Performance Benchmarks¶
tdom-path is highly optimized for real-world usage, particularly Static Site Generation (SSG) workflows where components are reused across multiple pages. The library uses LRU caching for module loading, providing 17.9x speedup for cached accesses.
Quick Benchmark¶
# Run standalone performance benchmark
just benchmark
# Run pytest-based performance tests
just test -m slow
Real-World Performance Results¶
Based on benchmarks simulating typical SSG workflows (120+ component tree, multiple pages):
Operation |
Cold Cache |
Warm Cache |
Speedup |
|---|---|---|---|
|
25.8μs |
1.4μs |
17.9x faster |
|
~25μs |
1.3μs |
19x faster |
|
758μs |
758μs |
(no change) |
|
684μs |
684μs |
(no change) |
Cache Impact: 1688% faster (17.9x) with warm cache ✓ EXCELLENT
Why This Matters¶
SSG Scenario: Building 100 pages with the same component:
Without cache: 100 × 25μs = 2,500μs = 2.5ms
With cache: 1 × 25μs + 99 × 1.4μs = 164μs = 0.16ms
Savings: 94% faster (2.34ms saved)
For sites with 1000+ pages, the savings are even more dramatic.
Performance Characteristics¶
Excellent:
Path resolution (cached): 1.4μs ✓ EXCELLENT
Module loading optimization: 17.9x speedup ✓ EXCELLENT
Good:
Tree traversal: ~450μs for 120+ components ✓ GOOD
Multi-page rendering: 684μs/page ✓ GOOD
How the Cache Works¶
The library uses @lru_cache(maxsize=128) for module loading via importlib.resources.files():
from functools import lru_cache
from importlib.resources import files
from tdom_path.webpath import Traversable
@lru_cache(maxsize=128)
def _get_module_files(module_name: str) -> Traversable:
"""Cache Traversable roots to avoid repeated module loading."""
return files(module_name)
First access (cold cache):
Loads module metadata: ~20μs
Sets up resource reader: ~5μs
Total: ~25μs
Subsequent accesses (warm cache):
Dictionary lookup: ~1.4μs
Total: ~1.4μs
Cache benefits:
Zero overhead on first use
Massive speedup on repeated use
Automatic cleanup (LRU eviction)
Thread-safe (Python’s LRU cache is lock-based)
Running Benchmarks¶
Standalone Benchmark¶
just benchmark
This runs a comprehensive benchmark suite that measures:
Cold vs warm cache performance
SSG workflow simulation (multi-page rendering)
Clear performance analysis with thresholds
Real-world usage patterns
Pytest-Based Tests¶
# Run performance tests
just test -m slow
# Run with free-threaded Python (regression detection)
just test-freethreaded -m slow
# Run with parallel execution (8 threads, 10 iterations)
just test-freethreaded -m slow --threads=8 --iterations=10
Benchmark Infrastructure¶
The test infrastructure uses:
pytest-benchmark for standardized timing
tracemalloc for memory profiling
Realistic test data (100+ component trees)
Free-threaded Python compatibility
Baseline metrics documented in tests
Free-threaded Python Testing¶
The library is tested with Python’s free-threaded mode (GIL-less Python) to ensure:
No threading regressions
Thread-safe cache operations
Consistent performance across Python versions
just test-freethreaded -m slow
Performance Optimization Tips¶
Reuse components - Same component across pages = cache hits
Build incrementally - Keep Python process alive between builds
Use package paths - Already optimized with cache
Profile your workflow - Use
just benchmarkto measure your patternsMonitor cache - Check
_get_module_files.cache_info()for hit/miss ratio
The library is designed for the common case: building multiple pages with shared components.
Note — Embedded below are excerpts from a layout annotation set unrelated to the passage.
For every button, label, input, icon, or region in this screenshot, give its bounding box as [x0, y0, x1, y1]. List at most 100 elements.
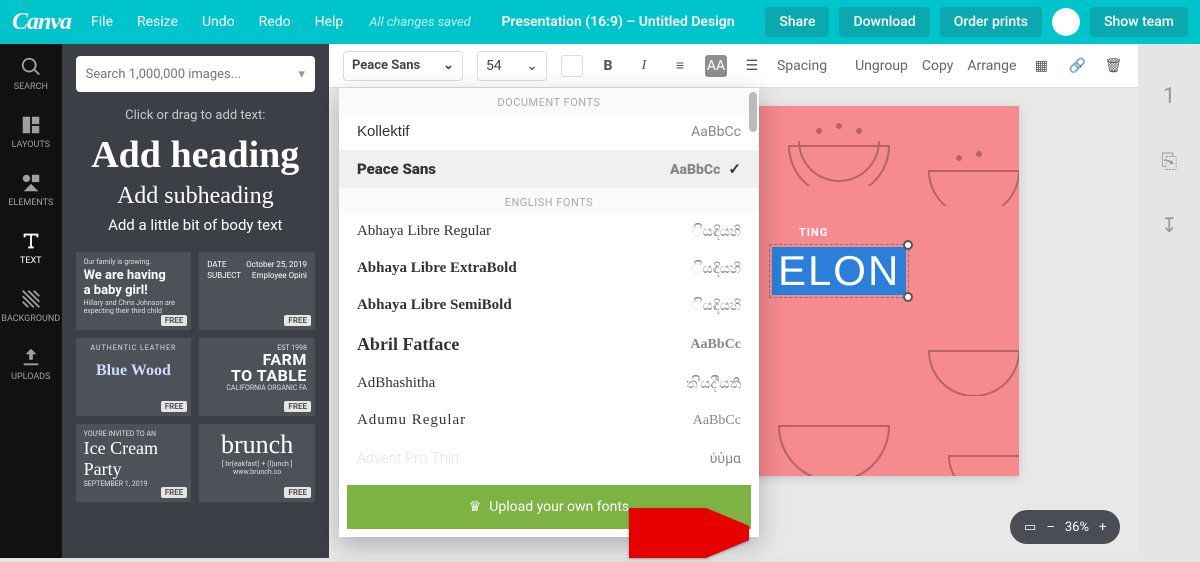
menu-help[interactable]: Help: [315, 14, 344, 30]
font-option[interactable]: Abhaya Libre Regularියඳියහි: [339, 213, 759, 250]
search-input[interactable]: [86, 67, 299, 82]
resize-handle[interactable]: [903, 292, 913, 302]
copy-button[interactable]: Copy: [922, 58, 954, 74]
ungroup-button[interactable]: Ungroup: [855, 58, 908, 74]
page-strip: 1 ⎘ ↧: [1138, 44, 1200, 558]
font-preview: ියඳියහි: [692, 298, 741, 314]
arrange-button[interactable]: Arrange: [967, 58, 1016, 74]
zoom-out-button[interactable]: –: [1046, 520, 1055, 535]
resize-handle[interactable]: [903, 240, 913, 250]
tpl-text: CALIFORNIA ORGANIC FA: [207, 384, 307, 392]
font-name: Abhaya Libre SemiBold: [357, 297, 512, 314]
trash-icon[interactable]: 🗑: [1102, 55, 1124, 77]
rail-text[interactable]: TEXT: [20, 230, 42, 266]
add-heading[interactable]: Add heading: [76, 133, 315, 177]
font-name: Abril Fatface: [357, 334, 459, 355]
uppercase-button[interactable]: AA: [705, 55, 727, 77]
font-option[interactable]: AdBhashithaත'ියද්'ියති: [339, 365, 759, 402]
zoom-bar: ▭ – 36% +: [1010, 510, 1120, 544]
show-team-button[interactable]: Show team: [1090, 7, 1188, 37]
spacing-button[interactable]: Spacing: [777, 58, 827, 74]
template-date[interactable]: DATEOctober 25, 2019 SUBJECTEmployee Opi…: [199, 252, 315, 330]
topbar: Canva File Resize Undo Redo Help All cha…: [0, 0, 1200, 44]
template-grid: Our family is growing. We are havinga ba…: [76, 252, 315, 502]
font-option-kollektif[interactable]: Kollektif AaBbCc: [339, 113, 759, 150]
template-farm[interactable]: EST 1998 FARMTO TABLE CALIFORNIA ORGANIC…: [199, 338, 315, 416]
font-size-select[interactable]: 54 ⌄: [477, 51, 547, 81]
canvas-area: Peace Sans ⌄ 54 ⌄ B I ≡ AA ☰ Spacing Ung…: [329, 44, 1138, 558]
menu-file[interactable]: File: [91, 14, 113, 30]
free-badge: FREE: [161, 401, 188, 412]
side-rail: SEARCH LAYOUTS ELEMENTS TEXT BACKGROUND …: [0, 44, 62, 558]
upload-label: Upload your own fonts: [489, 499, 629, 515]
free-badge: FREE: [284, 315, 311, 326]
font-option-peace-sans[interactable]: Peace Sans AaBbCc✓: [339, 150, 759, 188]
font-option[interactable]: Abril FatfaceAaBbCc: [339, 324, 759, 365]
menu-redo[interactable]: Redo: [259, 14, 291, 30]
bold-button[interactable]: B: [597, 55, 619, 77]
zoom-level[interactable]: 36%: [1065, 520, 1089, 535]
canvas-wrap[interactable]: TING ELON DOCUMENT FONTS Kollektif AaBbC…: [329, 88, 1138, 558]
font-preview: AaBbCc: [691, 124, 741, 140]
template-icecream[interactable]: YOU'RE INVITED TO AN Ice Cream Party SEP…: [76, 424, 192, 502]
logo[interactable]: Canva: [12, 9, 71, 36]
font-option[interactable]: Abhaya Libre ExtraBoldියඳියහි: [339, 250, 759, 287]
background-icon: [20, 288, 42, 310]
menu-resize[interactable]: Resize: [137, 14, 178, 30]
free-badge: FREE: [161, 487, 188, 498]
text-icon: [20, 230, 42, 252]
list-button[interactable]: ☰: [741, 55, 763, 77]
tpl-text: www.brunch.co: [207, 468, 307, 476]
add-body-text[interactable]: Add a little bit of body text: [76, 216, 315, 234]
add-page-icon[interactable]: ⎘: [1161, 149, 1177, 173]
dropdown-section-header: DOCUMENT FONTS: [339, 88, 759, 113]
tpl-text: AUTHENTIC LEATHER: [84, 344, 184, 352]
free-badge: FREE: [284, 401, 311, 412]
font-option[interactable]: Abhaya Libre SemiBoldියඳියහි: [339, 287, 759, 324]
download-button[interactable]: Download: [839, 7, 929, 37]
template-bluewood[interactable]: AUTHENTIC LEATHER Blue Wood FREE: [76, 338, 192, 416]
tpl-text: YOU'RE INVITED TO AN: [84, 430, 184, 438]
font-preview: ත'ියද්'ියති: [686, 376, 741, 392]
template-brunch[interactable]: brunch [ br(eakfast) + (l)unch ] www.bru…: [199, 424, 315, 502]
add-subheading[interactable]: Add subheading: [76, 183, 315, 210]
menu-undo[interactable]: Undo: [202, 14, 235, 30]
font-preview: AaBbCc: [693, 413, 741, 429]
transparency-icon[interactable]: ▦: [1030, 55, 1052, 77]
font-family-select[interactable]: Peace Sans ⌄: [343, 51, 463, 81]
selection-box[interactable]: ELON: [769, 244, 909, 298]
canvas-text[interactable]: TING: [799, 226, 828, 239]
avatar[interactable]: [1052, 8, 1080, 36]
rail-elements[interactable]: ELEMENTS: [8, 172, 53, 208]
font-option[interactable]: Advent Pro Thinύὐμα: [339, 439, 759, 477]
align-button[interactable]: ≡: [669, 55, 691, 77]
annotation-arrow: [629, 508, 749, 562]
rail-layouts[interactable]: LAYOUTS: [12, 114, 50, 150]
tpl-text: SUBJECT: [207, 271, 241, 280]
document-title[interactable]: Presentation (16:9) – Untitled Design: [479, 14, 758, 30]
text-color-swatch[interactable]: [561, 55, 583, 77]
save-status: All changes saved: [369, 15, 470, 30]
fullscreen-icon[interactable]: ▭: [1024, 520, 1036, 535]
order-prints-button[interactable]: Order prints: [940, 7, 1042, 37]
page-down-icon[interactable]: ↧: [1161, 213, 1178, 237]
rail-search[interactable]: SEARCH: [14, 56, 48, 92]
top-actions: Share Download Order prints Show team: [765, 7, 1188, 37]
font-preview: AaBbCc: [670, 162, 720, 178]
font-option[interactable]: Adumu RegularAaBbCc: [339, 402, 759, 439]
rail-uploads[interactable]: UPLOADS: [11, 346, 50, 382]
italic-button[interactable]: I: [633, 55, 655, 77]
share-button[interactable]: Share: [765, 7, 829, 37]
rail-background[interactable]: BACKGROUND: [1, 288, 60, 324]
free-badge: FREE: [161, 315, 188, 326]
zoom-in-button[interactable]: +: [1099, 520, 1106, 535]
scrollbar[interactable]: [749, 92, 757, 132]
selected-text[interactable]: ELON: [772, 247, 906, 295]
font-name: Abhaya Libre ExtraBold: [357, 260, 517, 277]
chevron-down-icon[interactable]: ▾: [298, 67, 305, 82]
link-icon[interactable]: 🔗: [1066, 55, 1088, 77]
tpl-text: Blue Wood: [84, 362, 184, 380]
tpl-text: October 25, 2019: [246, 260, 307, 269]
image-search[interactable]: ▾: [76, 56, 315, 92]
template-baby[interactable]: Our family is growing. We are havinga ba…: [76, 252, 192, 330]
The LRU cache ensures this workflow is extremely fast.
Profiling Tools¶
The library includes standalone profiling tools for performance analysis:
# Run comprehensive benchmark suite
just benchmark
# Profile specific operations
uv run python -m tdom_path.profiling.benchmark
Benchmark features:
Cold vs warm cache comparison
SSG workflow simulation (multi-page rendering)
Clear performance analysis with thresholds
Real-world usage patterns
Optimization Details¶
What was optimized:
Module loading via
importlib.resources.files()(80% of transformation time)Added LRU cache for Traversable module roots
One-line change at call sites
What wasn’t optimized (and why):
Tree traversal - already efficient (~2μs per node)
Path calculations - necessary operations
isinstance() checks - highly optimized in CPython
Memory Usage¶
LRU cache: ~128 entries × ~1KB = ~128KB max
Per operation: Minimal overhead (~10-50KB)
Tree operations: Linear with tree size (~1-5MB for 100+ components)
When to Expect Peak Performance¶
Best case (warm cache):
SSG workflows (reusing components)
Long-running servers (modules stay loaded)
Component libraries (shared across pages)
Development with hot reload (cache persists)
First-time use (cold cache):
Initial page build
Fresh Python process
New module references
Still fast (25μs), just not cached
Monitoring Cache Performance¶
You can monitor cache statistics to understand hit rates:
from tdom_path.webpath import _get_module_files
# Check cache info
info = _get_module_files.cache_info()
print(f"Cache hits: {info.hits}")
print(f"Cache misses: {info.misses}")
print(f"Hit rate: {info.hits / (info.hits + info.misses):.1%}")
Performance Thresholds¶
The library targets these performance thresholds:
Operation |
Target |
Status |
|---|---|---|
Path resolution (warm) |
< 2μs |
✅ 1.4μs |
Tree transformation |
< 1ms |
✅ 758μs |
Page rendering |
< 1ms |
✅ 684μs |
Memory overhead |
< 1MB |
✅ 128KB |
Conclusion¶
tdom-path is optimized for the common SSG use case: building multiple pages with shared components. The LRU cache provides massive speedups for repeated operations, making it ideal for:
Static site generators
Component libraries
Reusable web components
Framework-agnostic asset management
The library achieves 17.9x speedup with warm cache while maintaining simple, clean APIs.